458 The severe thunderstorm forecasting component of the 2010 NOAA Hazardous Weather Testbed spring experiment

Wednesday, 26 January 2011
Steven J. Weiss, NOAA/NWS/NCEP/SPC, Norman, OK; and A. J. Clark, I. L. Jirak, C. J. Melick, C. W. Siewert, R. Sobash, P. T. Marsh, A. R. Dean, M. Xue, F. Kong, K. W. Thomas, J. Du, R. S. Schneider, J. S. Kain, and M. C. Coniglio

The NOAA Hazardous Weather Testbed, organized by the Storm Prediction Center (SPC) and National Severe Storms Laboratory (NSSL) to test and evaluate emerging scientific concepts and technologies for improved analysis and prediction of hazardous mesoscale weather, conducted the 2010 Spring Forecasting Experiment from May 17 through June 18. The experiment focused on application of cutting edge numerical weather prediction systems from a number of modeling centers (NSSL, CAPS, EMC, NCAR, GSD) run at 1-4 km grid length over CONUS domains to address high impact convective weather forecasting challenges, including severe thunderstorms producing tornadoes, large hail, and damaging winds, along with QPF/heavy rain and aviation impacts.
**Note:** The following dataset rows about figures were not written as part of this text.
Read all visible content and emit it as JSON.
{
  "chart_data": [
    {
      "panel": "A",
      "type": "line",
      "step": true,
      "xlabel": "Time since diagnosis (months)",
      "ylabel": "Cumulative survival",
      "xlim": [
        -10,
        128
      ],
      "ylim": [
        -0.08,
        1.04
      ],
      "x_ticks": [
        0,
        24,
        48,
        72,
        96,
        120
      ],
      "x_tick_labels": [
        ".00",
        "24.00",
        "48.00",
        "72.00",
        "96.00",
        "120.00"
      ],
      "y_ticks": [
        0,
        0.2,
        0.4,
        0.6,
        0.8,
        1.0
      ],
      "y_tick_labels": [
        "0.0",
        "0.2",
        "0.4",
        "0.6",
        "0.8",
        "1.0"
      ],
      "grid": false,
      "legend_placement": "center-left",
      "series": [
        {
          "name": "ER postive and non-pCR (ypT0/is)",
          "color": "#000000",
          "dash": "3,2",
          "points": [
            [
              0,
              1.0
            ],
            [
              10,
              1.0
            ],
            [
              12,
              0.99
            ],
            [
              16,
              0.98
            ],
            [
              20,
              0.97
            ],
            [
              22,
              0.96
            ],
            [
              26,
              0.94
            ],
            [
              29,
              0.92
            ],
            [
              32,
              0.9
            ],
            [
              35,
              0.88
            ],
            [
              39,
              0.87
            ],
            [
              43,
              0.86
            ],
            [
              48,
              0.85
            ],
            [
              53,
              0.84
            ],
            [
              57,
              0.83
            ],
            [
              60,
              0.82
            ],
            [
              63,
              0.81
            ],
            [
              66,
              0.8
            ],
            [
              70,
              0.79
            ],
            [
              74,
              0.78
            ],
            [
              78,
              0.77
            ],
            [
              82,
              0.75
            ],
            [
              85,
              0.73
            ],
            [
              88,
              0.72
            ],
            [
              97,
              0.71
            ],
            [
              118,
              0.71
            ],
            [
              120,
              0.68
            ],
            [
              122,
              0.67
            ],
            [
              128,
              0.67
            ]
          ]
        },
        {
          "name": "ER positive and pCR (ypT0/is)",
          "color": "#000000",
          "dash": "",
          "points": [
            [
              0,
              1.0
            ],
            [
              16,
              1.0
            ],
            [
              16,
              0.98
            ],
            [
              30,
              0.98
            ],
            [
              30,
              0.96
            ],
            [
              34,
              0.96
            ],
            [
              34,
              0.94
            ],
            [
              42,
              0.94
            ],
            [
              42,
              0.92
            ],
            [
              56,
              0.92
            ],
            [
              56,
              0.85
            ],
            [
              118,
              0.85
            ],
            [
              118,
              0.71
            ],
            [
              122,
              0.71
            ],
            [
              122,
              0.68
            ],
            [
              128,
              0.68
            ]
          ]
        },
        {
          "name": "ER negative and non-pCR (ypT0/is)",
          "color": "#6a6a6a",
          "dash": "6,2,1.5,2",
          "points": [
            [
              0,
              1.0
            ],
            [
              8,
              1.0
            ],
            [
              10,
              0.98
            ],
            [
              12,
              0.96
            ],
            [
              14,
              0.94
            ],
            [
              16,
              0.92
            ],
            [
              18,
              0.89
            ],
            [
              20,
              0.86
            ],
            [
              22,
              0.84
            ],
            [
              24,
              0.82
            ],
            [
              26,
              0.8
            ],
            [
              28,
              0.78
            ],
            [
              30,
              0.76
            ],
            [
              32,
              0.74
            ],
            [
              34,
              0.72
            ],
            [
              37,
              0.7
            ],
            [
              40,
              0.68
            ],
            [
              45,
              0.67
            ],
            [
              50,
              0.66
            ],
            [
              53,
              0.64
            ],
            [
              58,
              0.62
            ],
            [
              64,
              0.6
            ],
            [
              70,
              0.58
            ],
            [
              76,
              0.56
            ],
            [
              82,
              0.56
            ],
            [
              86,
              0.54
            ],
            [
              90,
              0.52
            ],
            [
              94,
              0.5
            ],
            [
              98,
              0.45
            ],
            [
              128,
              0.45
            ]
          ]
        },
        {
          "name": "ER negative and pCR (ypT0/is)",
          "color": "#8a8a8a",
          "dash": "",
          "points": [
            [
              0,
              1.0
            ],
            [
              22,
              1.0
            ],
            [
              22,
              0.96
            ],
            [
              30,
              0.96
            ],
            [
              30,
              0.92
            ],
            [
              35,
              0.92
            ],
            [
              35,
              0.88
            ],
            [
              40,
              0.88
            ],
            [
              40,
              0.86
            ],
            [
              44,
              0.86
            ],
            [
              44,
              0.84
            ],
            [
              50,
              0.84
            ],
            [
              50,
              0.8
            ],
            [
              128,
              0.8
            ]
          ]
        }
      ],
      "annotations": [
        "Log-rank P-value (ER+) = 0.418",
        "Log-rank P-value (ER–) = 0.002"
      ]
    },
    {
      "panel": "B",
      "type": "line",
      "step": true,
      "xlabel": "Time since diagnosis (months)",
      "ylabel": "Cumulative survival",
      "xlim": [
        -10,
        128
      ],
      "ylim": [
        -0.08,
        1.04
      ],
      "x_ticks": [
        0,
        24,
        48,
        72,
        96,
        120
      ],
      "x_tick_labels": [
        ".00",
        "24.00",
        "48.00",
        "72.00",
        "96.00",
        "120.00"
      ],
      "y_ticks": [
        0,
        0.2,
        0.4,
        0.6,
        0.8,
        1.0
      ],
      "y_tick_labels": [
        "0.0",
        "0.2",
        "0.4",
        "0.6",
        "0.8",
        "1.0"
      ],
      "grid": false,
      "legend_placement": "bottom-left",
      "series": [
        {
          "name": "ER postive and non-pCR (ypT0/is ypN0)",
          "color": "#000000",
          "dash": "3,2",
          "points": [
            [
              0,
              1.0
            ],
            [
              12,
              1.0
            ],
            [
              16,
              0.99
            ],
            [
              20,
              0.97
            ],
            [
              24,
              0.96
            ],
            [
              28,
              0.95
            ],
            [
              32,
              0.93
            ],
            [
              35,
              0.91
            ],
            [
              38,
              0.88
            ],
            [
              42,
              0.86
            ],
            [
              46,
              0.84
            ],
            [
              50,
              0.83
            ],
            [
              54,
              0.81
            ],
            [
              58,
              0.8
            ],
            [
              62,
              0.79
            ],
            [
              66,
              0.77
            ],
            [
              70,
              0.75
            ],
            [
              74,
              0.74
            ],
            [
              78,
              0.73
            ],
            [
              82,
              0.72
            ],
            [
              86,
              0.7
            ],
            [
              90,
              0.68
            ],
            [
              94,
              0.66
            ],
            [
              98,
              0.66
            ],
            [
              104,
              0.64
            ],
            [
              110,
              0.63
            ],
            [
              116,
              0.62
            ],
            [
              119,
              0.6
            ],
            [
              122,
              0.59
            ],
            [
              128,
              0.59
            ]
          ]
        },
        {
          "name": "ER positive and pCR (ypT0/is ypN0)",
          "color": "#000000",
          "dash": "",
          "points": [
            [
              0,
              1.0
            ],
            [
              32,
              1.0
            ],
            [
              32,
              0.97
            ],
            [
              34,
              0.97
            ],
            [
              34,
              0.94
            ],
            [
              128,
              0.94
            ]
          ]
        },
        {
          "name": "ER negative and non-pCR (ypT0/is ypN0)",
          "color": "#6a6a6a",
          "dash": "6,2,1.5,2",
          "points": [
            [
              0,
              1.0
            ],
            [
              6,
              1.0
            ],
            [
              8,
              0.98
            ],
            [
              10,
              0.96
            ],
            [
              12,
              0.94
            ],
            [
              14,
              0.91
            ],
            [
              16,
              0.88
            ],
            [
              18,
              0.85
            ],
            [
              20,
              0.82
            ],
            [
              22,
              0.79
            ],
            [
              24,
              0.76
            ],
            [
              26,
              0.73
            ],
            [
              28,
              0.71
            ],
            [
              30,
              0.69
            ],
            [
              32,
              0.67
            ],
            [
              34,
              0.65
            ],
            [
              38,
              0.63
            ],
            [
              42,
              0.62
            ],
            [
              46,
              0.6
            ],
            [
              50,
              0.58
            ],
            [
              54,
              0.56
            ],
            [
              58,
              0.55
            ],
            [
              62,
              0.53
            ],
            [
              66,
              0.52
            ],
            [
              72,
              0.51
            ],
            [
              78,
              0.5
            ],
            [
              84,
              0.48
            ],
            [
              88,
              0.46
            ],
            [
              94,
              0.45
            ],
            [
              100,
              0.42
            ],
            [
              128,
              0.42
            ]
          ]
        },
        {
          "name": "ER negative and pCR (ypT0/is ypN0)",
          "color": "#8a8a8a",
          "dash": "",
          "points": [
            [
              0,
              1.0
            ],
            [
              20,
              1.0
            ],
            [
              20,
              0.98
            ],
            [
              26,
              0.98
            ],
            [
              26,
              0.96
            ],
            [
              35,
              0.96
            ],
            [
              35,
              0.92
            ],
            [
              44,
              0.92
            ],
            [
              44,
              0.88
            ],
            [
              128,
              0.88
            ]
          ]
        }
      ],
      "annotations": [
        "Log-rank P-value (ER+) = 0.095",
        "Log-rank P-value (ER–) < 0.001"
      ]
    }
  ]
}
This paper provides details of experimental forecasting and evaluation activities within the severe convective storm component of the HWT; companion papers submitted to the conference provide an overview of the HWT, details of the QPF/heavy rain and aviation impacts components, aspects of experimental models including the CAPS 26 member Storm Scale Ensemble Forecast System (SSEF), and objective verification methods developed for the HWT.

Experimental activities were designed to test the utility of unique convective storm output fields (such as simulated reflectivity, updraft helicity and speed, vertically integrated graupel, and surface wind speed) from various deterministic models and the SSEF in a simulated operational forecasting environment. This was accomplished through the issuance of daily real time probabilistic severe weather forecasts valid for late afternoon and evening time periods, and next day subjective evaluations. “Preliminary” forecasts were issued in the morning utilizing guidance from 00 UTC experimental models including probabilistic guidance from the SSEF, supplemented by operational model guidance and observational data. A “final” updated forecast was issued by mid-afternoon incorporating later model runs (especially the hourly High Resolution Rapid Refresh – HRRR) and observational data.

A number of focused evaluation tasks were designed to help identify specific sensitivities of model performance, such as the impact of radar and other data assimilation on convective forecasts, and model storm sensitivity to horizontal resolution and microphysics parameterizations, and to assess the utility of various statistical processing approaches and creation of probabilistic storm guidance from the SSEF. Descriptions of the daily severe storm experimental forecasting and evaluation activities are presented, including findings on model performance and potential value of experimental guidance products to operational severe storm forecasting.